Despite these limitations, this study provided an estimate of the emissions associated with Aravind’s surgical model that can be compared with other approaches to phacoemulsification globally. Future work in ophthalmology will expand on this study to identify and test potential sustainability interventions in cataract surgery worldwide, and these study methods might be applied to other ophthalmic surgeries such as similar waste and environmental footprint studies of femtosecond laser–assisted cataract surgery. In addition, LCA methodology should be expanded to include a wider range of medical products and international locations, so that baseline assessments and evaluations of interventions can be performed more easily in other medical fields.

Supplementary Material

1

WHAT WAS KNOWN

  • Modern-day healthcare uses large quantities of resources resulting in substantial environmental emissions. The National Health Service is responsible for 3% of the U.K.’s climate-warming greenhouse gases, and the healthcare sector produces 10% of the U.S.’s greenhouse gases and 9% of the U.S.’s criteria air pollutants.

  • A single cataract surgery (phacoemulsification) in the U.K. releases the equivalent greenhouse gases of driving a passenger vehicle nearly 700 km.

WHAT THIS PAPER ADDS

  • The Aravind Eye Care System generated 0.25 kg of solid waste per phacoemulsification and approximately 6 kg of CO2-equivalent greenhouse gases (the same as driving a passenger vehicle at approximately 25 km), all with comparable-to-better patient outcomes and less spending.

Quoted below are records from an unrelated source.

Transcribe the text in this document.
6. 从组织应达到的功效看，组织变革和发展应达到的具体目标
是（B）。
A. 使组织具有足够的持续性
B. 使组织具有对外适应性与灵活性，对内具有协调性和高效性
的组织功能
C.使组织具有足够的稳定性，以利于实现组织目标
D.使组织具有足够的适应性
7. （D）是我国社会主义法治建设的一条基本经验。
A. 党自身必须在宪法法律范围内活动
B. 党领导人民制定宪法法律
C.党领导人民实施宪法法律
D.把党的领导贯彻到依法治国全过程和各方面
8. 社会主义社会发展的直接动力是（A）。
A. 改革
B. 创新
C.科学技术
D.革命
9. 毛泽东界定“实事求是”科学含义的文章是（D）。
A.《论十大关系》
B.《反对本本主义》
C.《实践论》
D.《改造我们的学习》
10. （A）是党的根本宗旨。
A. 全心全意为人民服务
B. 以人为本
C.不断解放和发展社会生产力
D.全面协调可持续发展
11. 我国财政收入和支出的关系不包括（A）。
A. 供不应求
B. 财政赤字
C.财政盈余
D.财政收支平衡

  • If India’s ophthalmologists used the U.K.’s methods for phacoemulsification, cataract surgery in India would emit the same greenhouse gases as 250 000 passenger vehicles. This number would double if India fulfills the WHO’s Vision 2020 Initiative to meet the demand for cataract care.

Acknowledgments

Supported by a Fulbright-Nehru Academic and Professional Excellence Award through the United States –India Educational Foundation, New Delhi, India. Dr. Saeedi is supported by a Career Development Grant (No. K23 EY025014) from the U.S. National Institutes of Health, Bethesda, Maryland, USA. The sponsor or funding organization had no role in the design, conduct, or reporting of this research.

Footnotes

A

OTHER CITED MATERIAL: Department of Industrial Ecology. Universiteit Leiden. CML-IA Characterisation Factors, 2016. Available at: https://www.universiteitleiden.nl/en/research/research-output/science/cml-ia-characterisation-factors. Accessed September 25, 2017

The employees of Aravind Eye Care System helped collect data for this project.

Disclosure: None of the authors has a financial or proprietary interest in any material or method mentioned.